In Australia we have national and effective Acts of Parliament covering all of the above except religion. It is a welcome thing that the Parliament is trying to rectify that omission. Sadly though, last week we failed. That's a shame and we must keep trying.
We failed because there was a majority view that it is wrong to put a stop to discrimination against some people by making it easier to discriminate against another group of people. That's what the Bill before the Parliament would have done.
The Prime Minister promised during the last election campaign that he would legislate to protect people of faith from discrimination. Getting it right is complex and challenging but he's had three years. Indeed, the work has been going on since Malcolm Turnbull appointed an Expert Panel on the issue in 2017. He's had enough time.

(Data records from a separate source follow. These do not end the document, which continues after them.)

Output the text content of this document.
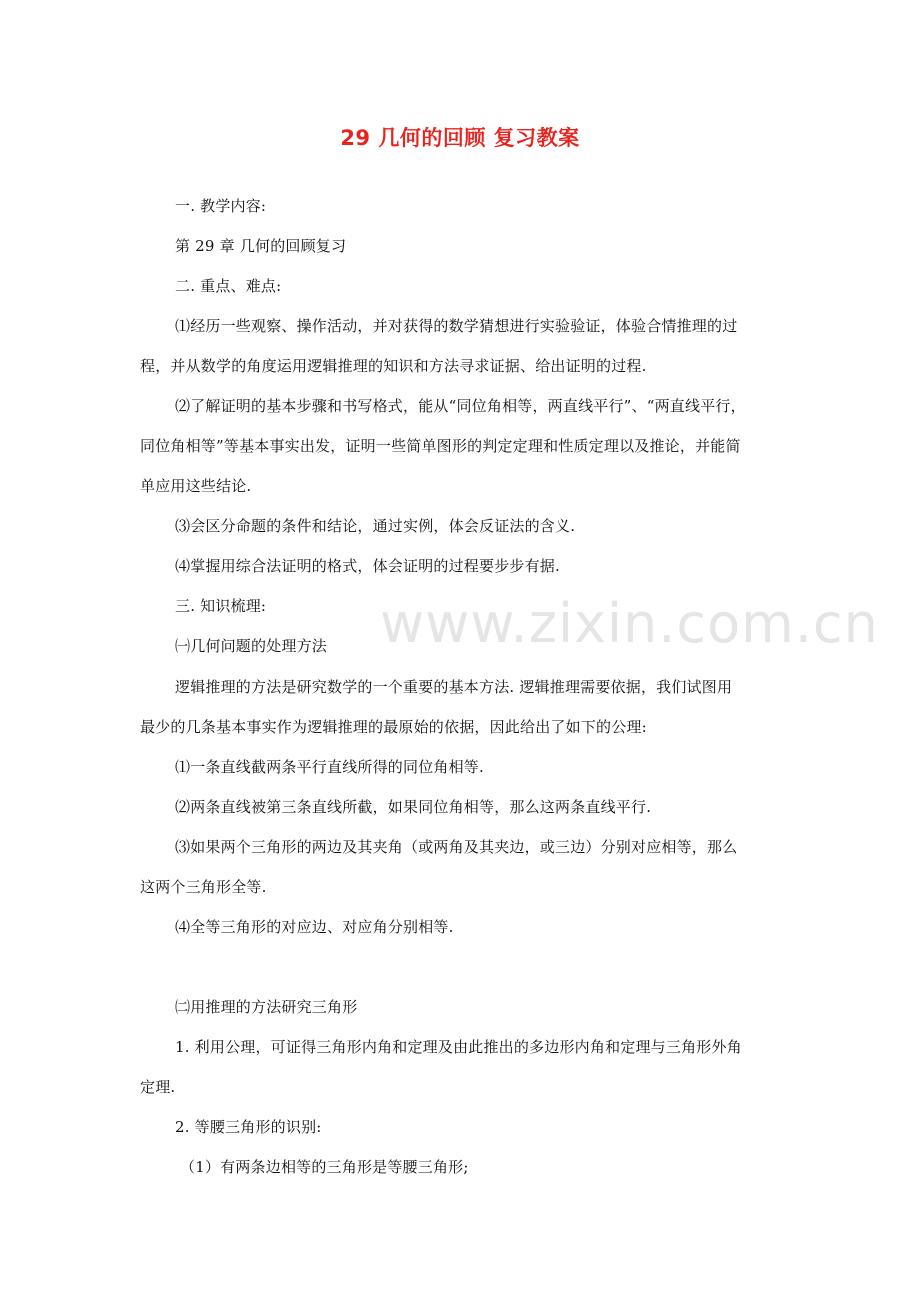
29 几何的回顾 复习教案
www.zixin.com.cn
一. 教学内容:
第 29 章 几何的回顾复习
二. 重点、难点:
⑴经历一些观察、操作活动，并对获得的数学猜想进行实验验证，体验合情推理的过
程，并从数学的角度运用逻辑推理的知识和方法寻求证据、给出证明的过程.
⑵了解证明的基本步骤和书写格式，能从“同位角相等，两直线平行”、“两直线平行，
同位角相等”等基本事实出发，证明一些简单图形的判定定理和性质定理以及推论，并能简
单应用这些结论.
⑶会区分命题的条件和结论，通过实例，体会反证法的含义.
⑷掌握用综合法证明的格式，体会证明的过程要步步有据.
三. 知识梳理:
㈠几何问题的处理方法
逻辑推理的方法是研究数学的一个重要的基本方法. 逻辑推理需要依据，我们试图用
最少的几条基本事实作为逻辑推理的最原始的依据，因此给出了如下的公理:
⑴一条直线截两条平行直线所得的同位角相等.
⑵两条直线被第三条直线所截，如果同位角相等，那么这两条直线平行.
⑶如果两个三角形的两边及其夹角（或两角及其夹边，或三边）分别对应相等，那么
这两个三角形全等.
⑷全等三角形的对应边、对应角分别相等.
㈡用推理的方法研究三角形
1. 利用公理，可证得三角形内角和定理及由此推出的多边形内角和定理与三角形外角
定理.
2. 等腰三角形的识别:
（1）有两条边相等的三角形是等腰三角形;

What is the problem we are trying to fix? They mainly fall into two categories. First, it is a fact that people of religion sometimes find themselves on the wrong end of bullying, harassment or vilification because of their religion. This is particularly common for those who wear clothing which reflects their faith. The second group are religious institutions - schools and aged care facilities for example - who fear they can no longer safely give preference to employees who share the values of their faith. Properly drafted, a new law would allow an institution to give preference to one prospective employee over another on the basis candidate "A" better matches the values of the organisation than candidate "B". To do this, the organisation would need to have publicly published a values statement and be able to show a reasonable person would conclude candidate "B" might not project those values. This applies to students too, with respect to schools.
The Parliament must extend protections to people of faith, but the Bill voted down by the majority last week did not provide sufficient assurance that the right balance was going to be achieved. It's back to the drawing board.